Medical examiners are expected to undertake a toxicology report on the body of a former White House sous chef who drowned while paddle boarding at Barack and Michelle Obama’s $12million Martha’s Vineyard property.
An autopsy is expected to take place today after Tafari Campbell, 45, was found dead on Monday by divers in Edgartown Great Pond, Massachusetts, which backs on to the Obamas’ sprawling estate.
DailyMail.com understands that a toxicology analysis will take place as part of the investigation, which sources say is usual in a drowning.
Martha’s Vineyard residents have been quick to reflect on the dangers of the pond, with one paddle boarder telling DailyMail.com that you often think the beach is closer than it is in the private area close to the Obamas’ property.
Campbell had been paddle boarding at around 7.40pm on Sunday, with witnesses saying he was dressed in all black and not wearing a life preserver.
Dr. Edward Dow, who has lived in the area for more than 40 years, told DailyMail.com that the water in Edgartown Great Pond could be ‘deceptive’.
The keen rower, who regularly goes out on the water, said: ‘ There are three things which could have happened. The police report states that he went down once and came up before getting into trouble.

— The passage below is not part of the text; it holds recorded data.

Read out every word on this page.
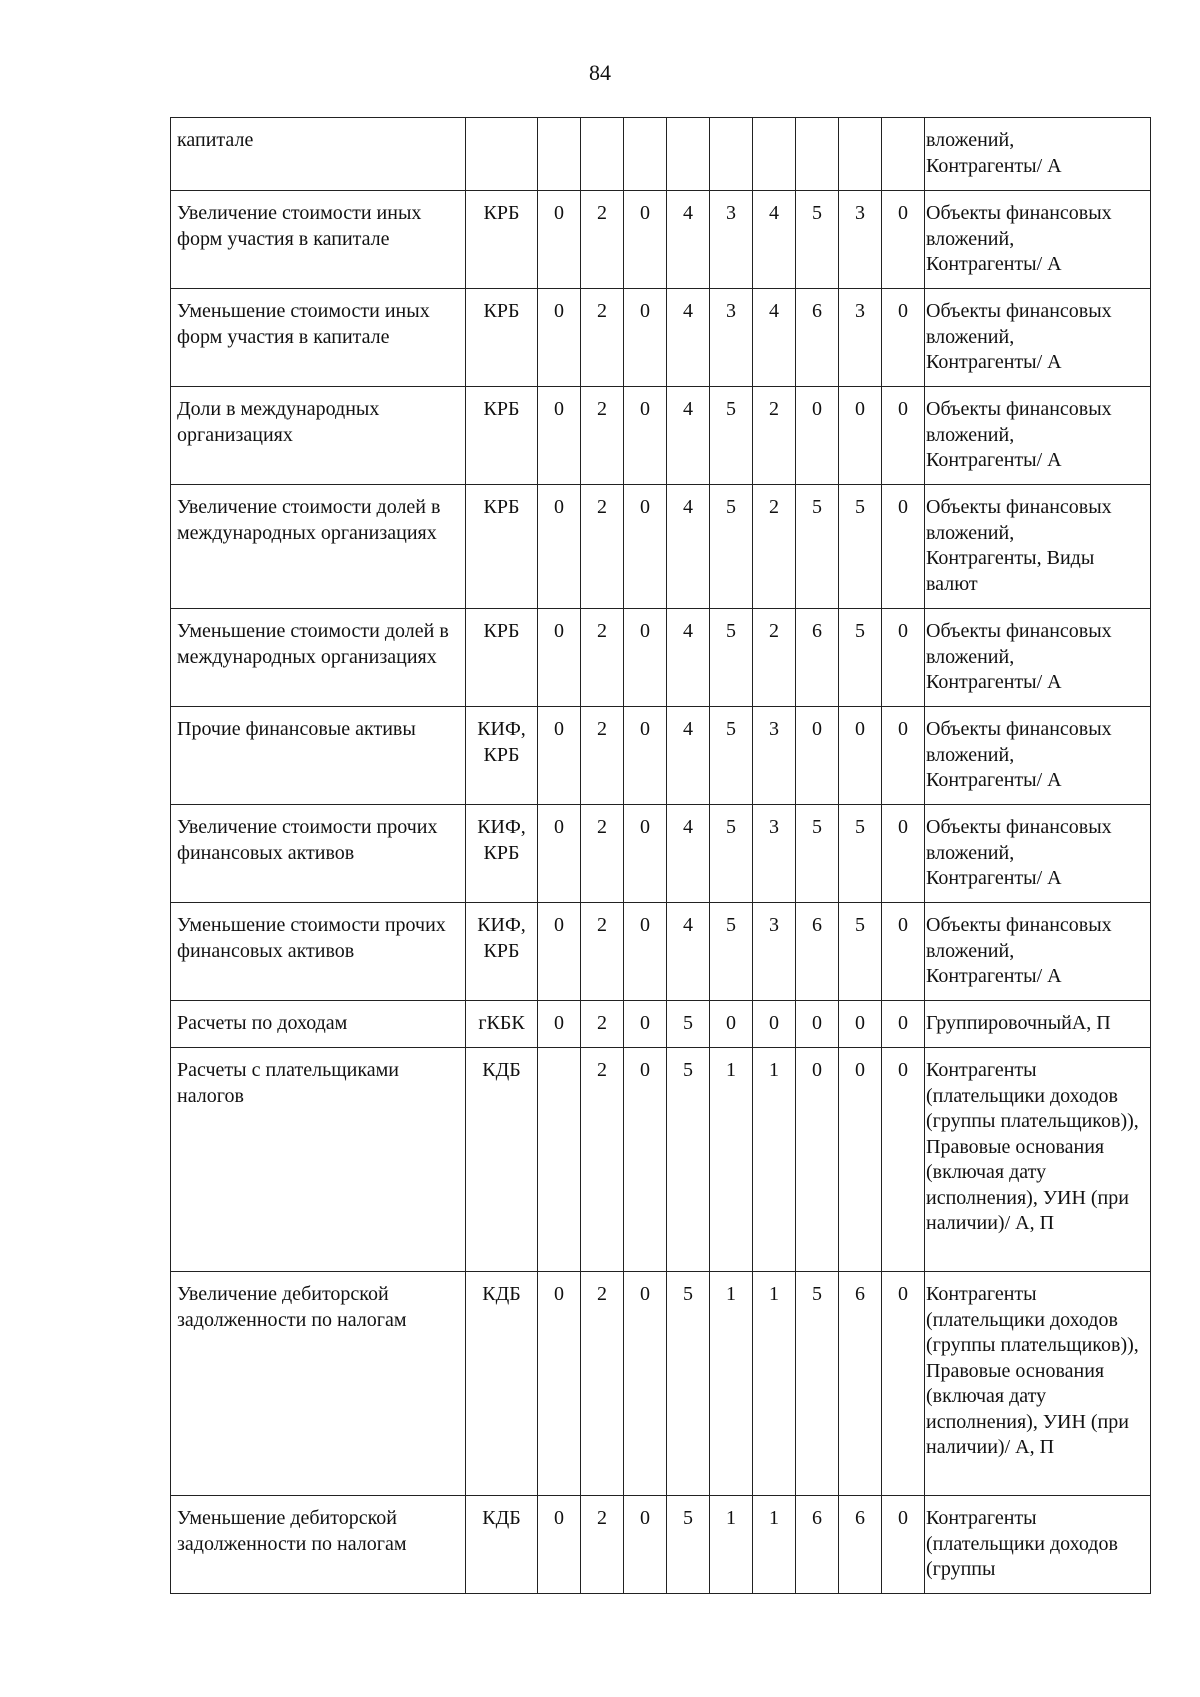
84
капитале											вложений,
Контрагенты/ А
Увеличение стоимости иных форм участия в капитале	КРБ	0	2	0	4	3	4	5	3	0	Объекты финансовых вложений,
Контрагенты/ А
Уменьшение стоимости иных форм участия в капитале	КРБ	0	2	0	4	3	4	6	3	0	Объекты финансовых вложений,
Контрагенты/ А
Доли в международных организациях	КРБ	0	2	0	4	5	2	0	0	0	Объекты финансовых вложений,
Контрагенты/ А
Увеличение стоимости долей в международных организациях	КРБ	0	2	0	4	5	2	5	5	0	Объекты финансовых вложений,
Контрагенты, Виды валют
Уменьшение стоимости долей в международных организациях	КРБ	0	2	0	4	5	2	6	5	0	Объекты финансовых вложений,
Контрагенты/ А
Прочие финансовые активы	КИФ, КРБ	0	2	0	4	5	3	0	0	0	Объекты финансовых вложений,
Контрагенты/ А
Увеличение стоимости прочих финансовых активов	КИФ, КРБ	0	2	0	4	5	3	5	5	0	Объекты финансовых вложений,
Контрагенты/ А
Уменьшение стоимости прочих финансовых активов	КИФ, КРБ	0	2	0	4	5	3	6	5	0	Объекты финансовых вложений,
Контрагенты/ А
Расчеты по доходам	гКБК	0	2	0	5	0	0	0	0	0	ГруппировочныйА, П
Расчеты с плательщиками налогов	КДБ		2	0	5	1	1	0	0	0	Контрагенты (плательщики доходов (группы плательщиков)), Правовые основания (включая дату исполнения), УИН (при наличии)/ А, П
Увеличение дебиторской задолженности по налогам	КДБ	0	2	0	5	1	1	5	6	0	Контрагенты (плательщики доходов (группы плательщиков)), Правовые основания (включая дату исполнения), УИН (при наличии)/ А, П
Уменьшение дебиторской задолженности по налогам	КДБ	0	2	0	5	1	1	6	6	0	Контрагенты (плательщики доходов (группы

‘Either he’s not a strong swimmer, he might have had a medical event like a heart attack or a pulmonary embolism or he might have been impaired in some way,’ he said.
Massachusetts State Police, which is leading the investigation, is yet to confirm whether they are looking into that theory and an autopsy report has not yet been released.
‘Drowning at 100ft out, that’s a very swimmable distance, the water is probably just a little over two feet over his head.
‘It’s in a protected and calm body of water, you have to respect nature and the water and the element and paddle boards are deceiving.
‘They look easy, but they’re unstable. You have to practice getting back onto the board from the water as they are low to the ground.
‘He wasn’t wearing a life jacket or a flotation device, and he was wearing dark clothing at night. It took them almost 18 hours to recover him when he wasn’t that far out.’